JAN MINER, 86, who had a long career on the New York stage but was best known as Madge the Manicurist in Palmolive commercials, died Sunday in Bethel, Conn. For 27 years, Palmolive's commercials featured her as Madge, who praised the gentleness of its dish detergent to a customer surprised to find that her hands were soaking in it. As well as a stage performer, she was also on radio programs, including the popular Boston Blackie series as Richard Kollmar's leading lady in the late 1940s, and appeared in films and in television plays and series.
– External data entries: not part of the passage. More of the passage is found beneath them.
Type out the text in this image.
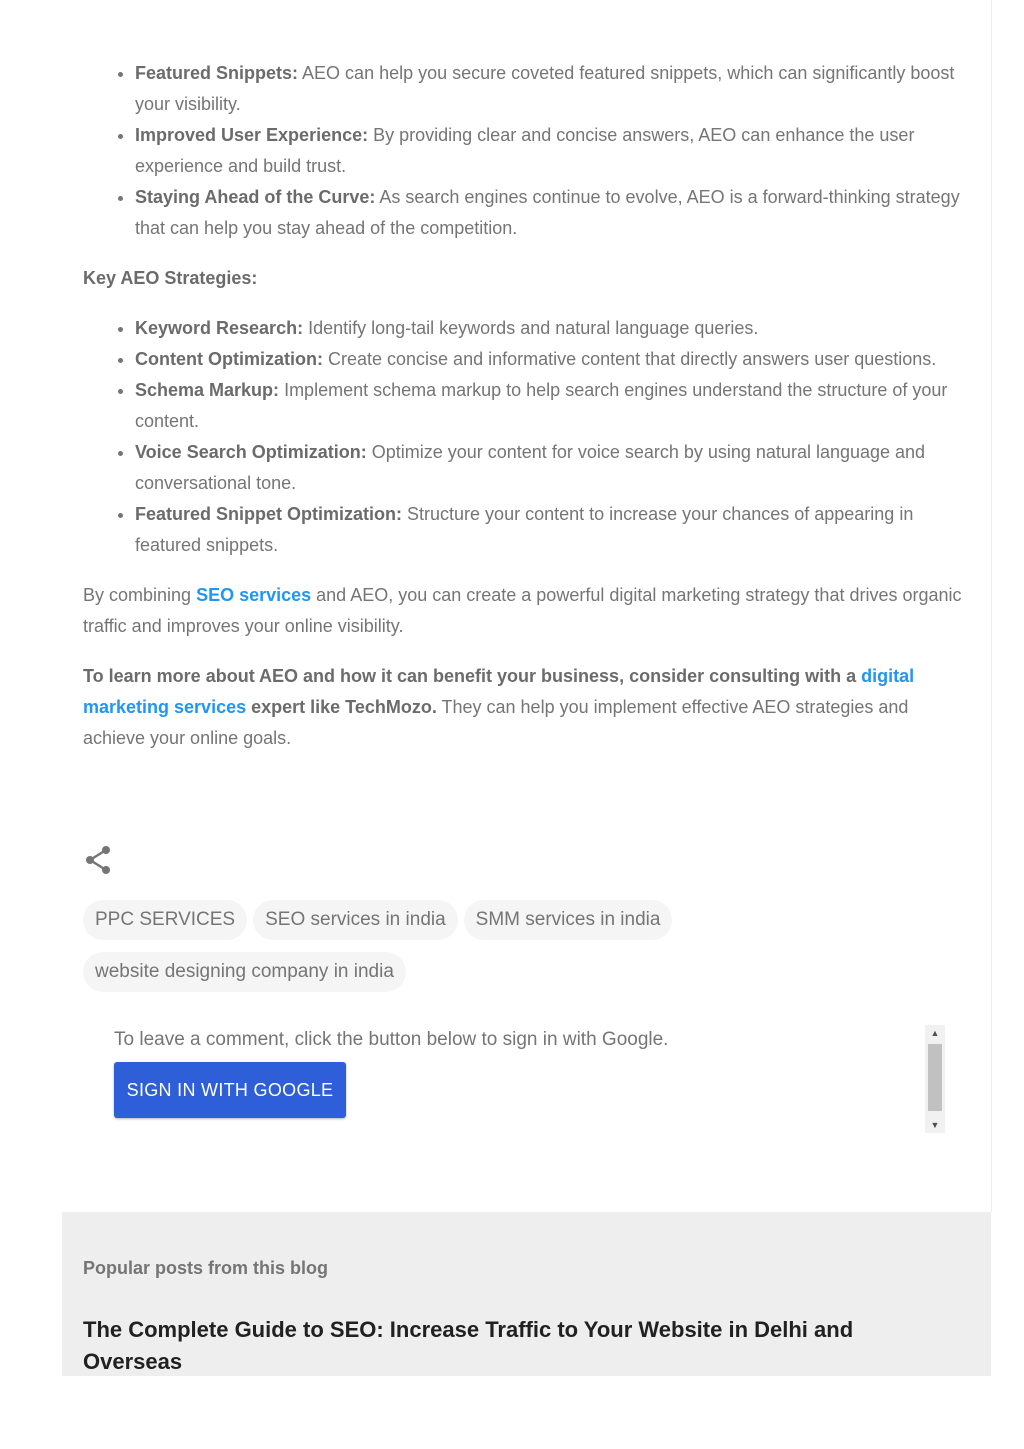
• Featured Snippets: AEO can help you secure coveted featured snippets, which can significantly boost your visibility.
• Improved User Experience: By providing clear and concise answers, AEO can enhance the user experience and build trust.
• Staying Ahead of the Curve: As search engines continue to evolve, AEO is a forward-thinking strategy that can help you stay ahead of the competition.

Key AEO Strategies:

• Keyword Research: Identify long-tail keywords and natural language queries.
• Content Optimization: Create concise and informative content that directly answers user questions.
• Schema Markup: Implement schema markup to help search engines understand the structure of your content.
• Voice Search Optimization: Optimize your content for voice search by using natural language and conversational tone.
• Featured Snippet Optimization: Structure your content to increase your chances of appearing in featured snippets.

By combining SEO services and AEO, you can create a powerful digital marketing strategy that drives organic traffic and improves your online visibility.

To learn more about AEO and how it can benefit your business, consider consulting with a digital marketing services expert like TechMozo. They can help you implement effective AEO strategies and achieve your online goals.

PPC SERVICES SEO services in india SMM services in india
website designing company in india
To leave a comment, click the button below to sign in with Google.
SIGN IN WITH GOOGLE
▲
▼
Popular posts from this blog
The Complete Guide to SEO: Increase Traffic to Your Website in Delhi and Overseas
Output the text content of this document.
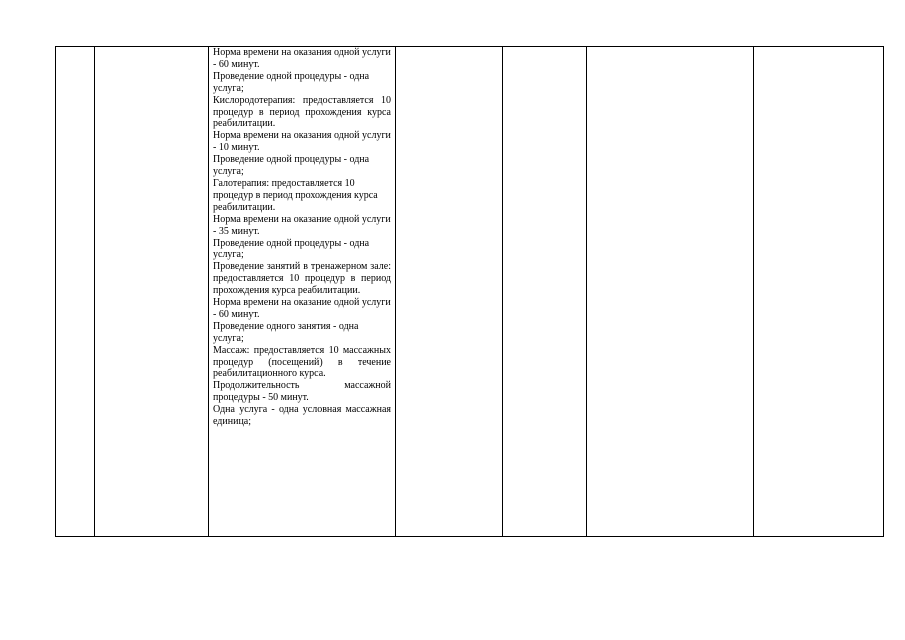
Норма времени на оказания одной услуги - 60 минут.

Проведение одной процедуры - одна услуга;

Кислородотерапия: предоставляется 10 процедур в период прохождения курса реабилитации.

Норма времени на оказания одной услуги - 10 минут.

Проведение одной процедуры - одна услуга;

Галотерапия: предоставляется 10 процедур в период прохождения курса реабилитации.

Норма времени на оказание одной услуги - 35 минут.

Проведение одной процедуры - одна услуга;

Проведение занятий в тренажерном зале: предоставляется 10 процедур в период прохождения курса реабилитации.

Норма времени на оказание одной услуги - 60 минут.

Проведение одного занятия - одна услуга;

Массаж: предоставляется 10 массажных процедур (посещений) в течение реабилитационного курса.

Продолжительность массажной процедуры - 50 минут.

Одна услуга - одна условная массажная единица;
DR. ROBERT A. BRUCE, 87, who devised the treadmill stress test to assess heart disease, died Feb. 12 in Seattle of leukemia and spinal stenosis. He utilized the electrocardiograph and the motorized treadmill developed in the 1940s to begin the tests, wiring a patient to electrodes and an oxygen analyzer while the patient walked on a treadmill. Dr. Bruce, an emeritus professor of medicine at the University of Washington, has been called the father of exercise cardiology. His test is taught in medical schools as the "Bruce Protocol."
ELENI KAZANTZAKI, 100, a journalist and author and widow of influential Greek writer Nikos Kazantzakis, died Feb. 18 in Athens. Her husband, who died in 1957, was known to a wide international audience through the film adaptations of his books, Zorba the Greek in 1964 and The Last Temptation of Christ in 1988.